The Department of Environment, Forestry and Fisheries (DEFF) will this year assist municipalities to implement their climate change response strategies, while the South African Weather Service will ramp up efforts to educate local communities so they can better understand climate change and respond appropriately.
Through the department’s environmental programmes, R1.9 billion is to be spent in 2020 to restore wetlands, estuaries and coastal dunes to better protect built infrastructure and human settlements from storms, floods and sea level rise.
South Africa will continue to lobby developed countries to provide for an adequate, reliable and predictable source of international funding for both mitigation and adaptation.
“We must all be clear that climate change and its associated consequences can only be addressed by the world’s nations working together,” Creecy said.
She expressed concern about the withdrawal of the United States – one of the world’s biggest emitters – from the Paris Accord.
“It is essential that the nations of the world stand together in support of the Paris Agreement.
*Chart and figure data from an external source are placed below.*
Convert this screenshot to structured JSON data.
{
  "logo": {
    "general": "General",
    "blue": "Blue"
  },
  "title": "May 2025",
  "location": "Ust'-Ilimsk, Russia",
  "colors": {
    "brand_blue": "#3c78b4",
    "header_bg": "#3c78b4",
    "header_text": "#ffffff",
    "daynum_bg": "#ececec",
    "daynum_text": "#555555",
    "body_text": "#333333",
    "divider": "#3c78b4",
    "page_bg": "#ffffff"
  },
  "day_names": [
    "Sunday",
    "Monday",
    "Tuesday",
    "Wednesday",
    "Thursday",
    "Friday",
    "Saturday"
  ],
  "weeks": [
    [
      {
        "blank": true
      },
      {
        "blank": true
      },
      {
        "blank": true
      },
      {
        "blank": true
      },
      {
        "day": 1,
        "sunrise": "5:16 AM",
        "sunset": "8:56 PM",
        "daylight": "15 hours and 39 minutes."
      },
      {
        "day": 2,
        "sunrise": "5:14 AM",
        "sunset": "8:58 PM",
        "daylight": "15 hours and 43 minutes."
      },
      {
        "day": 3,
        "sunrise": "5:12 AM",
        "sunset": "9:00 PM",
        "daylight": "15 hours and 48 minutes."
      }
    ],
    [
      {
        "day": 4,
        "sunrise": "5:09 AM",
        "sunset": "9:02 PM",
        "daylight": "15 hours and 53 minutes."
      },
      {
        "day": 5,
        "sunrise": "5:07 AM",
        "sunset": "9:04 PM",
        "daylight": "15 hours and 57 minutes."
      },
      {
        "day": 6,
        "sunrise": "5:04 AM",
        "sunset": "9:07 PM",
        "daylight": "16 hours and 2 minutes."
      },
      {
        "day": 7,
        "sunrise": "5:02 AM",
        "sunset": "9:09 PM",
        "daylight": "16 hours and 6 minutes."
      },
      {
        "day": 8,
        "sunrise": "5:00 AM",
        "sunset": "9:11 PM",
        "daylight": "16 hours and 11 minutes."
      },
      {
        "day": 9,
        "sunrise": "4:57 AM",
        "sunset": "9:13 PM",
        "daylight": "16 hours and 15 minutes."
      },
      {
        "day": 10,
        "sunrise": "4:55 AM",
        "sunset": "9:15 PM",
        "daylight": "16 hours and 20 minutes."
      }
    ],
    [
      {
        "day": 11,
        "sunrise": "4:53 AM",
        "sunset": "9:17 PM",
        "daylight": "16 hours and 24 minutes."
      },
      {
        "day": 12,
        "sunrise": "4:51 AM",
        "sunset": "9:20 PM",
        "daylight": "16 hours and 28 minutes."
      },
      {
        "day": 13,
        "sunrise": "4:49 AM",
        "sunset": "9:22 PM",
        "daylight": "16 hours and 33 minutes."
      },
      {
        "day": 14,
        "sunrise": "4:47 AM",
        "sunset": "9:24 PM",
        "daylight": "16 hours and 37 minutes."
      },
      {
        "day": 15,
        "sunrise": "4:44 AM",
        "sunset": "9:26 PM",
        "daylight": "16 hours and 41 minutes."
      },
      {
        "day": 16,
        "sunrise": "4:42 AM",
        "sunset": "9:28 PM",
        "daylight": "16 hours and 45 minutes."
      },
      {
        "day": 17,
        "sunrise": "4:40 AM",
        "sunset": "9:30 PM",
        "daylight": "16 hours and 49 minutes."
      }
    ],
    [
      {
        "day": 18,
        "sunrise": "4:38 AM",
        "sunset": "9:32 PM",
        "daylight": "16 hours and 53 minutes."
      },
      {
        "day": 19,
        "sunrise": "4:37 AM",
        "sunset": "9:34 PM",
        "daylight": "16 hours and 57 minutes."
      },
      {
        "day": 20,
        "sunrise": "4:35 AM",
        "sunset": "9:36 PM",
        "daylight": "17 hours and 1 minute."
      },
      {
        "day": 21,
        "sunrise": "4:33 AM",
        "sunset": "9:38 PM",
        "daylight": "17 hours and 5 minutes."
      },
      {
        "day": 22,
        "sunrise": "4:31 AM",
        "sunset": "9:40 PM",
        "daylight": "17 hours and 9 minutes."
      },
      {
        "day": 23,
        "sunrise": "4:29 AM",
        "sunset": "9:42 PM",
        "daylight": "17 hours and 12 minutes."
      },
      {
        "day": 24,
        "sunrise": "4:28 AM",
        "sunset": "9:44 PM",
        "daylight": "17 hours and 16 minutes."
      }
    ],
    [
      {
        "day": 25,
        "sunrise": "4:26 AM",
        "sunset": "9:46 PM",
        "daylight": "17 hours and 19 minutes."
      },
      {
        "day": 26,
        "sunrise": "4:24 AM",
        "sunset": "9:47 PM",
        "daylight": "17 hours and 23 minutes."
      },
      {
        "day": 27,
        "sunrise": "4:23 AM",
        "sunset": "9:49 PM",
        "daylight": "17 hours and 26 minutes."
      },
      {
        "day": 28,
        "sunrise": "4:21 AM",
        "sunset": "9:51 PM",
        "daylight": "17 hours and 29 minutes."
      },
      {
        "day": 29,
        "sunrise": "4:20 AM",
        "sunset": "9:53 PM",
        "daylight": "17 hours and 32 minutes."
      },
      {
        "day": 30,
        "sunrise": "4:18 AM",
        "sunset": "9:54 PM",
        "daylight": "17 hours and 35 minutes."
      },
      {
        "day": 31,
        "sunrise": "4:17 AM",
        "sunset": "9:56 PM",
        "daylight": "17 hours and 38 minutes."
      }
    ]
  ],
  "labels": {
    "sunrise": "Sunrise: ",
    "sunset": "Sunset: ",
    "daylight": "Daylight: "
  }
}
We have a common moral responsibility to future generations to honour our mutual commitments and our differentiated responsibilities to fight the causes and consequences of climate change,” she said.
Creecy welcomed the commitments made by President Cyril Ramaphosa’s during the SONA, to make a decisive shift in the country’s energy trajectory at a time when humankind faces the greatest threat to its sustainable future.
The President also promised that the Presidential Climate Change Commission will lead South Africa’s just transition to a low carbon, climate resilient and sustainable society, which will leave no one behind.
“To address these issues, the Climate Change Bill, which provides for effective management approaches to the impact of climate change will be tabled in the National Assembly this year, while the National Adaptation Strategy is to be finalised.
“This strategy will galvanise investment in preparedness, early warning capabilities and risk mitigation measures for society,” DEFF said.